Following inspection, the maintenance team opted to replace the unit with a spare. After replacement, all monitored parameters, including vibration and bearing temperature, returned to normal. While the root cause of the temperature rise was not conclusively identified, this example highlights the value of monitoring multiple parameters. Had the team relied on vibration alone, the early signs of an issue may have gone unnoticed. In this case, temperature monitoring provided critical insight that triggered timely investigation and resolution.

In pump systems, where flow, load and process conditions can vary widely, relying on vibration data alone often leaves important questions unanswered. Multiparameter sensing, combining inputs like magnetic flux, temperature, pressure and motor current, adds the context needed to explain why vibration is changing, what fault modes may be developing, which components are affected and whether it is a bearing, seal, impeller or shaft.

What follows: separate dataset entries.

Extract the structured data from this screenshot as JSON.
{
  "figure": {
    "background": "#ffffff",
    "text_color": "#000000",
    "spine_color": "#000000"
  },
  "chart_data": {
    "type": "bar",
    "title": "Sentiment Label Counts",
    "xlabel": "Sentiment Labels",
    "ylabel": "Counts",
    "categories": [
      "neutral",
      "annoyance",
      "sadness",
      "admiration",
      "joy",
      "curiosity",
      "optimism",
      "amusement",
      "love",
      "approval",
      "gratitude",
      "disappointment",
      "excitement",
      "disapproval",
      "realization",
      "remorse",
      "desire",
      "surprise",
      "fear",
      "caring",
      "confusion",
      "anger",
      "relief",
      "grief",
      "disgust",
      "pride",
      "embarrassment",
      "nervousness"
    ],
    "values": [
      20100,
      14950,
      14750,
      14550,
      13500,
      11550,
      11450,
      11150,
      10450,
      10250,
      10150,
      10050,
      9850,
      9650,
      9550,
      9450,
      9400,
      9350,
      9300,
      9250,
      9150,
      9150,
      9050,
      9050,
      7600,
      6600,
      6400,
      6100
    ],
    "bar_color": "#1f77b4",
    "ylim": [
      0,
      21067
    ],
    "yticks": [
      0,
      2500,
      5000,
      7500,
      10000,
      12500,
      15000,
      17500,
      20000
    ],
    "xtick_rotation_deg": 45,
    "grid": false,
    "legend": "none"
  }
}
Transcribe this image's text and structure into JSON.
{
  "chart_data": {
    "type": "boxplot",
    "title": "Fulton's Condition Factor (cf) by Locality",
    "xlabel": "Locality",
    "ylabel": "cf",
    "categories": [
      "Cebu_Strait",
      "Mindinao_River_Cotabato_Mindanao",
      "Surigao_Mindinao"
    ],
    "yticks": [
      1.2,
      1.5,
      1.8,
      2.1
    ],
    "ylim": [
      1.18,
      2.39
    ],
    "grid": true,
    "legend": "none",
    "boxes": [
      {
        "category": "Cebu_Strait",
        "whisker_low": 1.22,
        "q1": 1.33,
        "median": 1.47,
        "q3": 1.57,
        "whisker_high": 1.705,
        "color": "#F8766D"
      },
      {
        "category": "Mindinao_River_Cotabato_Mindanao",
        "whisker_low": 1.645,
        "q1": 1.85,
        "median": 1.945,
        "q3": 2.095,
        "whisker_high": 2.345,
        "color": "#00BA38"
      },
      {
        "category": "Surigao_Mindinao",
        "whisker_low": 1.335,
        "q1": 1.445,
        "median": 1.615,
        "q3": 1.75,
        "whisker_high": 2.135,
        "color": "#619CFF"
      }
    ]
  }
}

IMAGE 3: Trend chart showing normalized vibration levels alongside bearing temperature at the pump’s nondrive end
IMAGE 3: Trend chart showing normalized vibration levels alongside bearing temperature at the pump’s nondrive end

As illustrated in the real-world examples, integrating multiple data streams enables reliability teams to better distinguish between normal operating changes and true mechanical or hydraulic problems. This holistic approach improves diagnostic accuracy, reduces false alarms and ultimately leads to more proactive, confident and effective maintenance decisions.